The film’s script, written by Feig and Katie Dippold (The Heat), stalls out often, taking pains to build up explanations and origins of every aspect of the script. The original film was just about some scientists who found ghosts, built (offscreen) stuff to catch them and then went from there. Here, the movie just languishes as they build things and test things and explain why they own jumpsuits. Feig’s strength as a director (if he has one) is not efficiency or — with a 120-minute running time — the ability to get out of his own way. So much of the film seems pointless (every time Chris Hemsworth’s ditzy receptionist pops up the film suffers) and most of the humor feels jokey, leaning heavily on pop culture references that have been tired for decades. It’s 2016, and this supposedly forward-thinking movie is riffing on the most obvious lines from The Exorcist (1973) and Scarface (1983).
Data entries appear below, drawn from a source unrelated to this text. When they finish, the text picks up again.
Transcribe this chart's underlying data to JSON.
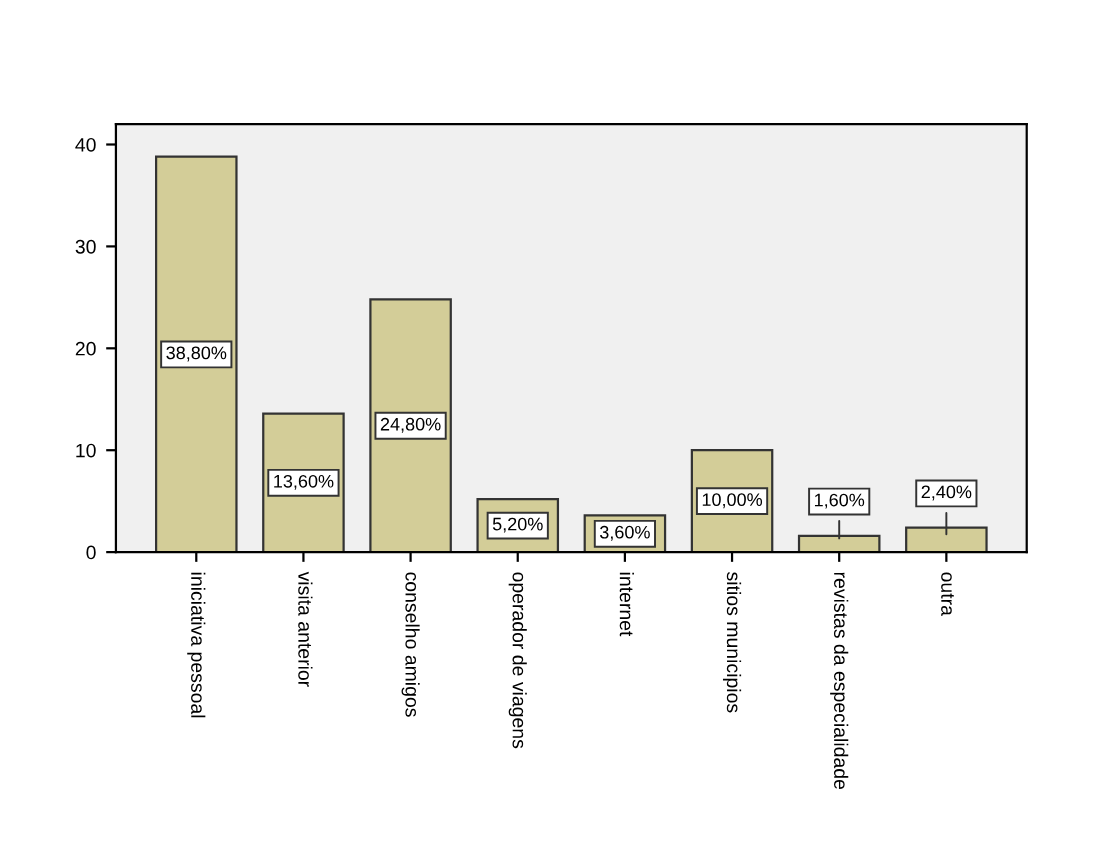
{
  "chart_data": {
    "type": "bar",
    "categories": [
      "iniciativa pessoal",
      "visita anterior",
      "conselho amigos",
      "operador de viagens",
      "internet",
      "sitios municipios",
      "revistas da especialidade",
      "outra"
    ],
    "values": [
      38.8,
      13.6,
      24.8,
      5.2,
      3.6,
      10.0,
      1.6,
      2.4
    ],
    "value_labels": [
      "38,80%",
      "13,60%",
      "24,80%",
      "5,20%",
      "3,60%",
      "10,00%",
      "1,60%",
      "2,40%"
    ],
    "color": "#d3cd98",
    "ylim": [
      0,
      42
    ],
    "yticks": [
      0,
      10,
      20,
      30,
      40
    ],
    "grid": false
  }
}
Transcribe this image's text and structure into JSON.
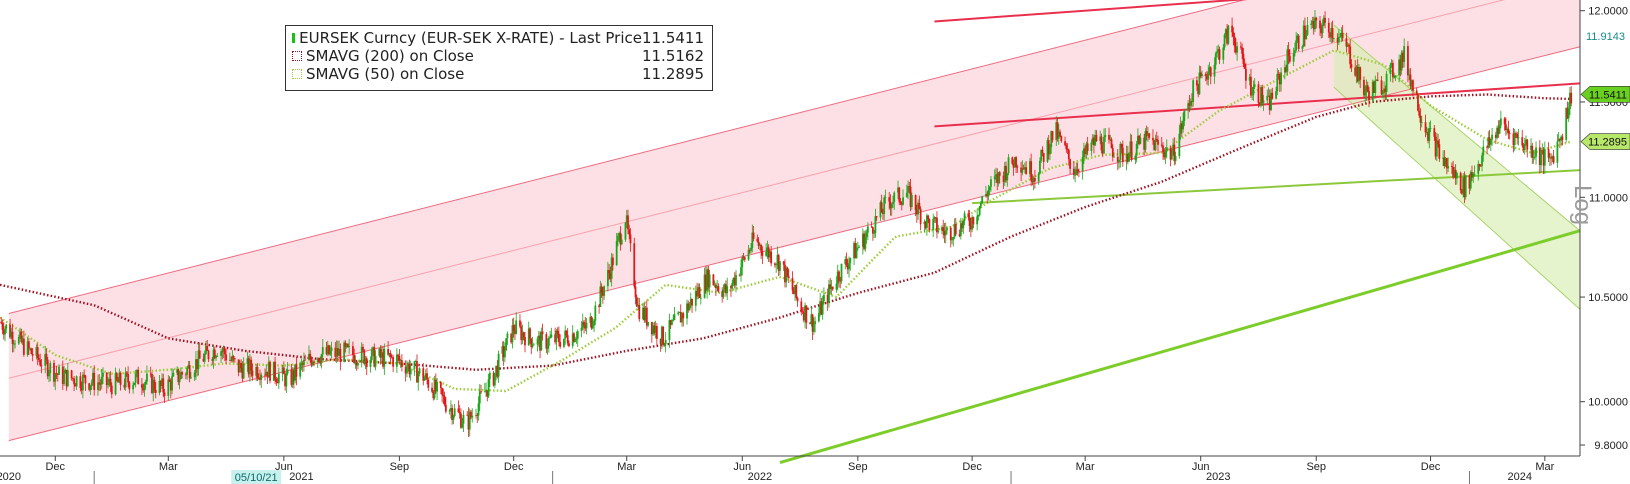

In the movie’s defense, the leads are good — especially McCarthy, who’s finally given a role that doesn’t involve her being a white-trash rube or a bumbling goof. In fact, it’s refreshing to find a comedy featuring characters who are functioning adults. Unfortunately, the rest of the film does the cast few favors. Rated PG-13 for supernatural action and some crude humor.